July 14, 2015
Dealing with Iran Post-Deal
By Frederic C. Hof
The premise has been that Iran, left to its own devices, will field nuclear weapons, and that a nuclear-armed Iran would be exponentially more dangerous to its neighbors and to the region than it is now. Two years of track two discussions with senior, well-informed Iranian interlocutors have convinced me that this is not the case.
My Iranian interlocutors—hardliners and pragmatists alike—were gratified by Tehran’s accomplishments in Syria and elsewhere, in particular the preservation in Damascus of a regime completely in the service of Iran’s Lebanese militia: Hezbollah. They noted that Iran’s successful intervention in Syria had been accomplished without a nuclear arsenal. They pointed out that having such an arsenal would encourage their enemies to go nuclear. A thoroughly nuclearized region could complicate an aggressive Iranian policy of armed intervention by potentially turning every intervention into a nuclear crisis.
To give credence to this line of reasoning is not to trust the words of people carefully selected to speak to Americans. It is not the same thing as assigning canonical qualities to the anti-nuclear weapons fatwa of the Supreme Leader. It is certainly not to deny that considerable effort and progress were made by Iran to bring it to the brink of nuclearization; to make it able to “break out” and field nuclear weapons in a matter of a very few months.
No, to give credence to the words of Iranians in this matter requires only putting oneself in their position. Absent a credible threat of regime change imposed by outsiders, does it really make sense to do something that would most probably oblige Saudis, Turks, and others to do the same thing? Would a thoroughly nuclearized region make it harder or easier for Iran to pursue an aggressively interventionist agenda?
If the agreement reached is implemented accurately, Iran will forfeit for a decade or more its mini-break out insurance policy against external regime change adventurism. No doubt, its leaders have concluded that conditions inspiring regime change concerns in 2003 no longer obtain in 2015 and are not likely to arise in the foreseeable future. Tehran is therefore now in a position to accept payment—in the form of sanctions relief—in return for formalizing arrangements that would oblige it to take steps consistent with an outcome it finds desirable: no hand-tying regional nuclear proliferation.

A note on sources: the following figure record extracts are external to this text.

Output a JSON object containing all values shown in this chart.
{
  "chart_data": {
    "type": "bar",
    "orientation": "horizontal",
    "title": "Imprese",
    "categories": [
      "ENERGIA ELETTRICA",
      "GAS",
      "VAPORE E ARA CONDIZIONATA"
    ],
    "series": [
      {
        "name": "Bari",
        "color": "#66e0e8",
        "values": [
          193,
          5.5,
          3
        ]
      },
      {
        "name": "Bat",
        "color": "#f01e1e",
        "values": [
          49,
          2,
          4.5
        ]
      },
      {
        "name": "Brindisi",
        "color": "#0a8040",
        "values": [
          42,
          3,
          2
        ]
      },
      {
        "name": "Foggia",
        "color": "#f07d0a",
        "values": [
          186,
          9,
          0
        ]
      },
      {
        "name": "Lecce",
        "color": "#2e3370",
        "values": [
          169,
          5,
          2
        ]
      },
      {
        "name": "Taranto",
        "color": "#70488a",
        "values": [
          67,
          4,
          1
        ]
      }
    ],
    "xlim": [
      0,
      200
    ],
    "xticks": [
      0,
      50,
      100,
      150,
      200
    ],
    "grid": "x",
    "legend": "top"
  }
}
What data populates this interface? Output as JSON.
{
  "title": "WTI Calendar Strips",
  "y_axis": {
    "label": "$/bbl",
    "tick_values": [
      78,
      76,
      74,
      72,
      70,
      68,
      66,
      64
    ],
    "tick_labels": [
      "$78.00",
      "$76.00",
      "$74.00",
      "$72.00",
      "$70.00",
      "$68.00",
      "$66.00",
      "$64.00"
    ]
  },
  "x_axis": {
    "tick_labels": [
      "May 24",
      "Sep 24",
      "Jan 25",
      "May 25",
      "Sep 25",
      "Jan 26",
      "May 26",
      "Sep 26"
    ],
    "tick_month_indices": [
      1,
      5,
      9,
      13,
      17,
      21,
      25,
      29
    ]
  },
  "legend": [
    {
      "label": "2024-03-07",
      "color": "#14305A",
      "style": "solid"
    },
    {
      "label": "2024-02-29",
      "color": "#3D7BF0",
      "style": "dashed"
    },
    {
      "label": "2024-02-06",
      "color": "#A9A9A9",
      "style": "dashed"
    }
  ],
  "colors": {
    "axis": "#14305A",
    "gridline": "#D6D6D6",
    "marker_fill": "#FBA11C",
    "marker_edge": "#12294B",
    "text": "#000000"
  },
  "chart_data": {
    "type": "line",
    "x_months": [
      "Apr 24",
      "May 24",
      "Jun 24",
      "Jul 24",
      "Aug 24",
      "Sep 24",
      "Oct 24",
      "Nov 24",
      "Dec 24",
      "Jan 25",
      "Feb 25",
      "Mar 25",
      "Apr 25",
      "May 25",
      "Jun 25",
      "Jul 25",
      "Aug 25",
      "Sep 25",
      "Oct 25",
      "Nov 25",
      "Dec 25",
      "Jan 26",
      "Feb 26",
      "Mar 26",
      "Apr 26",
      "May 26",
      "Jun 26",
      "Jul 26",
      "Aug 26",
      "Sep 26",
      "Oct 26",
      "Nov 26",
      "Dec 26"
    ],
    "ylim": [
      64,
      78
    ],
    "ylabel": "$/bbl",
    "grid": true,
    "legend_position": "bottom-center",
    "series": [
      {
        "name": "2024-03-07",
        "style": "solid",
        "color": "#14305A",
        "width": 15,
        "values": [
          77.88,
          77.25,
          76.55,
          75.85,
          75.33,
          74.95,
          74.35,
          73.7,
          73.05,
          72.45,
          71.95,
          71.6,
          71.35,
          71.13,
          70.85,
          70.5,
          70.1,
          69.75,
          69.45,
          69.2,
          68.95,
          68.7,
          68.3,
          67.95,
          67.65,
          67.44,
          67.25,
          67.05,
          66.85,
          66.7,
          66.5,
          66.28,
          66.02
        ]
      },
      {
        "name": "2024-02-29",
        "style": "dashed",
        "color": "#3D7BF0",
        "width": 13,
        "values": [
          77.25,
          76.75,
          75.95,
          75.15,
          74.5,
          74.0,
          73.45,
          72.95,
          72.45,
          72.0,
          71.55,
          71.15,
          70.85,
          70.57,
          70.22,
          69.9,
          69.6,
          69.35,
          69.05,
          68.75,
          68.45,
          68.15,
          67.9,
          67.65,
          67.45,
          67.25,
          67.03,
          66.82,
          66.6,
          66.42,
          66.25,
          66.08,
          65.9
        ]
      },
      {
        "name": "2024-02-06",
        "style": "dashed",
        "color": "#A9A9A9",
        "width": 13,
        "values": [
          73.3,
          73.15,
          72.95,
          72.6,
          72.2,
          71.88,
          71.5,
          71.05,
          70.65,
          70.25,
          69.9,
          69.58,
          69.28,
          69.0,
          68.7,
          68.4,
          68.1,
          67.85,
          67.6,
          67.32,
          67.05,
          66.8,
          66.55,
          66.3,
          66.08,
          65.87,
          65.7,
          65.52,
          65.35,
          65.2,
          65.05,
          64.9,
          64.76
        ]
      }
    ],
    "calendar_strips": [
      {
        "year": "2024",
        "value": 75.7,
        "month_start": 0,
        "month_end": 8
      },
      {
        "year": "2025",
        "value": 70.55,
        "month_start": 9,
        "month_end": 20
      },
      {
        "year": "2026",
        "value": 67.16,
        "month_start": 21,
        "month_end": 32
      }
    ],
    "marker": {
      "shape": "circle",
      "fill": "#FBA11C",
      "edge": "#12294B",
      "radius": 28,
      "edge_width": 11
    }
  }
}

Having embraced the premise that Iran was hell-bent on going nuclear and that the only alternative to a negotiated agreement would be military intervention, John Kerry, his European colleagues, and his team seem to have arrived at a respectable set of terms. As Israel considers its own reaction to the diplomatic outcome arrived at in Vienna, it too must take into account its complete investment in the premise and the availability of plausible alternatives to that which has been wrought diplomatically. For Congress the same considerations apply.
One can question the premise underlying this herculean diplomatic undertaking and the suitability of the terms at which negotiators arrived. Surely, a close congressional examination is in order. In the end, however, President Barack Obama—for better or worse—has committed the United States to a course of action that will attract broad international endorsement, thereby making the sustaining of international sanctions difficult should Congress succeed in derailing administration diplomacy.
Although Congressional review is of great importance, what is absolutely mandatory is that the United States, its allies, and its partners shift gears instantly to counter Iran’s profoundly negative impact on the war against ISIL. Although Tehran’s embrace of violently sectarian Shia militias in Iraq is a gift to ISIL that keeps on giving, it is its material support of Bashar al-Assad’s criminality in Syria that breathes oxygen into the lungs of the pseudo-caliph and his Iraqi Baathist enablers.
The administration has been reluctant to table Tehran’s facilitation of mass murder in Syria so long as the nuclear talks were ongoing. This reluctance must cease forthwith. Iran has it in its power to force Assad to abandon the barrel bombing and starvation sieges that boost ISIL recruitment both internationally and within Syria. Iran has the leverage to oblige the regime and its Potemkin government to deal seriously with United Nations Special Envoy Steffan de Mistura and with the political transition process mandated by the Geneva Final Communique of June 2012.
John Kerry, his European colleagues, and his skilled negotiating team (featuring Secretary of Energy Ernest Moniz, Under Secretary for Political Affairs Wendy Sherman, and NSC Staff Senior Director Rob Malley) deserve top marks for their persistence, patience, and remarkable professionalism. But now is the time for the United States to engage Tehran intensively as the administration considers concrete steps to protect civilians in Syria, thereby setting the stage for the defeat of ISIL. Regardless of what one thinks of the nuclear agreement or the premise underlying it, that which is of transcendent importance now is that Iran’s support of mass homicide in Syria be effectively countered by the United States, its allies, and its partners. The battle against ISIL depends on it.
Frederic C. Hof is a Senior Fellow with the Atlantic Council's Rafik Hariri Center for the Middle East.